Chapter 1: | Introduction |
Prevailing rhetoric, therefore, not medical necessity, required surgical adjustment. As proof of this, John Money, the father of the medical paradigm once accepted without question for the treatment of intersexuality, wrote, along with co-author Patricia Tucker, in the book, Sexual Signatures, that “at the minimum extreme, an erect penis must be something over two and a half inches in length to penetrate far enough into a vagina for a man to begin to feel satisfied with what he can do for his partner…not being able to reciprocate in coitus can inflict terrible wounds on his ego” (56).
Despite the fact that genitals vary a great deal, the medical discourse surrounding intersexuality had in place for some time a measurement for normal based on cultural norms, and enforced by rhetoric, that rarely had anything to do with ensuring the physical well-being of the patient, aside from ego. As a result, in many cases those children otherwise healthy but perhaps with a clitoris too large or a penis too small were diagnosed as intersexual and then repaired or “normalized.” Perception, therefore, driven by discursive norms, was as much a factor as chromosomes.
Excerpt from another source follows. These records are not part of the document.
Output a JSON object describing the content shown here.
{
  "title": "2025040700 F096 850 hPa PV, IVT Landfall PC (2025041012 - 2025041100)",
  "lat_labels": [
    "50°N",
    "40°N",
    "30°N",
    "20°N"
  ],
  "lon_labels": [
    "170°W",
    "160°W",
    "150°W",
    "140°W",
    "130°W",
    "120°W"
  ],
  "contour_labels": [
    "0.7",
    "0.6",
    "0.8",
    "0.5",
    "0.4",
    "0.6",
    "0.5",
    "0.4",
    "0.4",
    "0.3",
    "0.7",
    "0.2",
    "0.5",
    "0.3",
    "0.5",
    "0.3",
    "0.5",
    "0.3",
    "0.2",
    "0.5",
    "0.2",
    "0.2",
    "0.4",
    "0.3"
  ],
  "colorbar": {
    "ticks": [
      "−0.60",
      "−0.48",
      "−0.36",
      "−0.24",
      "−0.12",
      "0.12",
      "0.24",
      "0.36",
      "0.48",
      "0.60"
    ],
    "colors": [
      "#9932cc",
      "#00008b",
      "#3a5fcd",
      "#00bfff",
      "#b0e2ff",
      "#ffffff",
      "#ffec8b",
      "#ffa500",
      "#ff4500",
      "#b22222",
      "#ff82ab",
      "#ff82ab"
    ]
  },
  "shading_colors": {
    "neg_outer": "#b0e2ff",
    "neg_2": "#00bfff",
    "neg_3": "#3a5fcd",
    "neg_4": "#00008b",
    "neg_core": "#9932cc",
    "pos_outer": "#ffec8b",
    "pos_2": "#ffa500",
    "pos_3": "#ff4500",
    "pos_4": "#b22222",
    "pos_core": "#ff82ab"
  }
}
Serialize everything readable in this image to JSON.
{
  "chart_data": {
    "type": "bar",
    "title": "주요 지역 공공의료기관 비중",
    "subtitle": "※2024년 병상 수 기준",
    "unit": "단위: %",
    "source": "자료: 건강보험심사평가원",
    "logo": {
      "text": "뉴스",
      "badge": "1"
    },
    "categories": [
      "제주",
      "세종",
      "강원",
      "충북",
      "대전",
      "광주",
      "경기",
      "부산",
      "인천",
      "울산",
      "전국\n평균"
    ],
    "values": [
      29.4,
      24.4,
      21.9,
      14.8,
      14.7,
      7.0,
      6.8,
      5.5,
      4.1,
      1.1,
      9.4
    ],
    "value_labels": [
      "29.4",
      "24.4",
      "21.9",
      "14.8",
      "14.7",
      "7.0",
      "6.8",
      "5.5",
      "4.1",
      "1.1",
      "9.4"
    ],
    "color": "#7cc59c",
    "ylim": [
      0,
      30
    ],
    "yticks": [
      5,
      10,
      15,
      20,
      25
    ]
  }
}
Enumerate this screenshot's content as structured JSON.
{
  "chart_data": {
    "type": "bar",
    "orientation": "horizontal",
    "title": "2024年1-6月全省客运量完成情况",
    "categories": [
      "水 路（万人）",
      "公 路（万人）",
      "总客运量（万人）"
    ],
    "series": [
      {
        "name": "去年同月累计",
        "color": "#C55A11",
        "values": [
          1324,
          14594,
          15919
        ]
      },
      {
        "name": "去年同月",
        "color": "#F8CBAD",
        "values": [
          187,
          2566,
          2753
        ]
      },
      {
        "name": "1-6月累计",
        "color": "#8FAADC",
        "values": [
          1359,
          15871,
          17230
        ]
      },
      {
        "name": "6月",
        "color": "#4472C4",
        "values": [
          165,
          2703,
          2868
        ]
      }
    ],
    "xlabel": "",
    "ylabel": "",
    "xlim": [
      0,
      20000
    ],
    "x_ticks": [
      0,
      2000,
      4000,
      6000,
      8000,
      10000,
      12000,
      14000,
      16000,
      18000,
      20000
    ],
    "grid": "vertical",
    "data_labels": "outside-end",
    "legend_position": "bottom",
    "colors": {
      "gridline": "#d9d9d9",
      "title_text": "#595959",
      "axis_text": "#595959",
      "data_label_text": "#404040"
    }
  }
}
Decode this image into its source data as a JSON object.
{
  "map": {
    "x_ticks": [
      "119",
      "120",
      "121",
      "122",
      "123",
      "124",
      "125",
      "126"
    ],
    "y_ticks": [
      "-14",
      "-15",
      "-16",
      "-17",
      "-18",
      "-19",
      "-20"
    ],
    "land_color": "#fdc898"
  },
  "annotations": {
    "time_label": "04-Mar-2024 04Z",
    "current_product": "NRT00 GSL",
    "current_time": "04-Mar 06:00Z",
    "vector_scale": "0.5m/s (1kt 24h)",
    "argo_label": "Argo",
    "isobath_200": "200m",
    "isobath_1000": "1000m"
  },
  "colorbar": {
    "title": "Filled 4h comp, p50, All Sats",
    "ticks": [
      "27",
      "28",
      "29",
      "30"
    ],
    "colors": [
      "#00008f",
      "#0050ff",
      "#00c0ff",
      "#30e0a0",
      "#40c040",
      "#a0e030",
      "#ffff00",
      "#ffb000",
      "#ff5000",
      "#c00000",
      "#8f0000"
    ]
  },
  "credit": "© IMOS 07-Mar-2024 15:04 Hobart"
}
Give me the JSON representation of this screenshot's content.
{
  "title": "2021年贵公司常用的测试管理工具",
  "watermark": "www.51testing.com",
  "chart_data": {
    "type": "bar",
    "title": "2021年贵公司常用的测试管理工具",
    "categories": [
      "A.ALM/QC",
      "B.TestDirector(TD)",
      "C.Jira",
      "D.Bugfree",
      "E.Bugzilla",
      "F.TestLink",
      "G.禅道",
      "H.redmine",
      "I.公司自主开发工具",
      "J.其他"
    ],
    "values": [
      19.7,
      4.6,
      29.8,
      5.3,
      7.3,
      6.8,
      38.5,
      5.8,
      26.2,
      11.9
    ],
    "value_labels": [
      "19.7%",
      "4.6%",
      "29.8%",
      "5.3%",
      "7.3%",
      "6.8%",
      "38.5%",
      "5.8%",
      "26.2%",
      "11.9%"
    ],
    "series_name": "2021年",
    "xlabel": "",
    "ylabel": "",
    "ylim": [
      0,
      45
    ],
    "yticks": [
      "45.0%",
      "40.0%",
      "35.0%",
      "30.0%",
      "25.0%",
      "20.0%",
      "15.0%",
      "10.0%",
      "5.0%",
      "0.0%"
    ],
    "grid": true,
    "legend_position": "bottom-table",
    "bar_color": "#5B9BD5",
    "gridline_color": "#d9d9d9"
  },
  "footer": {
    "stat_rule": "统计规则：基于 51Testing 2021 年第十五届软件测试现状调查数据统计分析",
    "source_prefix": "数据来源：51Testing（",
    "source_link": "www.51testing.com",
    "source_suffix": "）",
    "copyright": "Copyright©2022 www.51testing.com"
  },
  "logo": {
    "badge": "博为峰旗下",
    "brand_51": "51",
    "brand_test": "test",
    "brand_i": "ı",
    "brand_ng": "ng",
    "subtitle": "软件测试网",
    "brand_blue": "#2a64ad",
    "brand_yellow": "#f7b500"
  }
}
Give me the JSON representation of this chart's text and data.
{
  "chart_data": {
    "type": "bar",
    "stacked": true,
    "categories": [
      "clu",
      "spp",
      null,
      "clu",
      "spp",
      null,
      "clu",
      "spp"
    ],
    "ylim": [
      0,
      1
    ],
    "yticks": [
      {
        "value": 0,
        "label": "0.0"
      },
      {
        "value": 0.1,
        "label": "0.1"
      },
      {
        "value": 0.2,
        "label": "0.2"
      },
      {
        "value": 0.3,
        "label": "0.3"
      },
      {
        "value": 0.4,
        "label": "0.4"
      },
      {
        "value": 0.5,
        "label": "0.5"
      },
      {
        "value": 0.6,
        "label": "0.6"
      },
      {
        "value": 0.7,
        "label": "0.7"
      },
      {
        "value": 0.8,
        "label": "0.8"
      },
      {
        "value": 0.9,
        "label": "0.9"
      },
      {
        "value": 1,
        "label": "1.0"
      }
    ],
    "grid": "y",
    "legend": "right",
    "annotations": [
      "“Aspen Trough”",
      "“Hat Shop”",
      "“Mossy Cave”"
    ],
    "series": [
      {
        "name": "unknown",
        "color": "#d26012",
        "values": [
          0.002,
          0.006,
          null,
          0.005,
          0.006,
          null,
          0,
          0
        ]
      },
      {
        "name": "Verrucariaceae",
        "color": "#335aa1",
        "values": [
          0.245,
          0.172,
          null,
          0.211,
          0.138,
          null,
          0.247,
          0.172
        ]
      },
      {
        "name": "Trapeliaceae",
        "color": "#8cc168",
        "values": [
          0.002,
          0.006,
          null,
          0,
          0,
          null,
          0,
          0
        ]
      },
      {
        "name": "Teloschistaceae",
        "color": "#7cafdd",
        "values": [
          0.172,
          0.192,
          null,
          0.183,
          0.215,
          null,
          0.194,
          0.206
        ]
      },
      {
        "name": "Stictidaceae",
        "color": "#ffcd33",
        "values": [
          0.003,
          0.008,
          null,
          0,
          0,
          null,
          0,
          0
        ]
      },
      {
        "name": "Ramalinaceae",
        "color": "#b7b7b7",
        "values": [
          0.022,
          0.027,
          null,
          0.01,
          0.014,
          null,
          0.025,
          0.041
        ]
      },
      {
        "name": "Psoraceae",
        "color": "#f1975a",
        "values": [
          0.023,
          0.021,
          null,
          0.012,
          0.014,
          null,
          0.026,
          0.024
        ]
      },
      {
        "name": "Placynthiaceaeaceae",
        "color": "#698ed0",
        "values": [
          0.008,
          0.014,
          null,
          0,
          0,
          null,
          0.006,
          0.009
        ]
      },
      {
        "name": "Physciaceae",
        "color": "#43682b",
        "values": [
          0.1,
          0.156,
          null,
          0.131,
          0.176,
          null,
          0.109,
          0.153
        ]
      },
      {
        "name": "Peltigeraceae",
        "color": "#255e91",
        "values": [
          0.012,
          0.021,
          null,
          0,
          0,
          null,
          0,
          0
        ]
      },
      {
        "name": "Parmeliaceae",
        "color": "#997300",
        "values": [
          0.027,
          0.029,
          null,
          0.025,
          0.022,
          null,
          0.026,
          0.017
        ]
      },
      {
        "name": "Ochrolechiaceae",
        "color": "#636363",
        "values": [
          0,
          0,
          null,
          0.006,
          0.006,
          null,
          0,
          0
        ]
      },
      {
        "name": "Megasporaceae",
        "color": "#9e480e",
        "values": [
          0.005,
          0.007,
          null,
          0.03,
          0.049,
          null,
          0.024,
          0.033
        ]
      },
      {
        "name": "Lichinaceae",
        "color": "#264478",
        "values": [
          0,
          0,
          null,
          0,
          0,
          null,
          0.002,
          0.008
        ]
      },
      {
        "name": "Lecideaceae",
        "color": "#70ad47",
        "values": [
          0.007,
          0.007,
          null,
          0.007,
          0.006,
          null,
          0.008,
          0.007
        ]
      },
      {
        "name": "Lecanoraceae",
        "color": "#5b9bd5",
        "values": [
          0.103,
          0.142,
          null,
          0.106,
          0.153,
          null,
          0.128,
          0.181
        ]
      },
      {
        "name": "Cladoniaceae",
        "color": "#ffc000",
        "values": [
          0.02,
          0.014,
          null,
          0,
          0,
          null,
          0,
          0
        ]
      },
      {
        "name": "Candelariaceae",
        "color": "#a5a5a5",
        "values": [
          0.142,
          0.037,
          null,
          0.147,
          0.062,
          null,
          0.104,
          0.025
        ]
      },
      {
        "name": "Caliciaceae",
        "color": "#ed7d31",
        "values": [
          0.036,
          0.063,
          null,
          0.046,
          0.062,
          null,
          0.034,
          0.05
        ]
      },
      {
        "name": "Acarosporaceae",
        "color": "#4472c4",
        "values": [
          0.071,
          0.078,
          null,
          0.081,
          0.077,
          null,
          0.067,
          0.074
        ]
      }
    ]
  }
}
One example to further illustrate this can be found in the treatment of 5-Alpha-Reductase (5-AR) Deficiency, made infamous by Jeffrey Eugenides’ 2002 novel, Middlesex. 5-AR affects only a limited population, one in which incest seems to be highly prevalent, and it has been documented as occurring quite frequently among some living in the Dominican Republic and among the Sambia people of New Guinea (Herdt 68). In this condition, children are born male, having both an XY chromosomal makeup and testicular gonad tissue. However, they lack the enzyme 5-alpha-reductase, so their bodies cannot convert testosterone into the dihydrotesterone necessary to create male genitalia. As a result, they are born with female-looking genitalia, including what appears to be “a short vagina and apparent labia and clitoris” (Dreger, Hermaphrodites 39).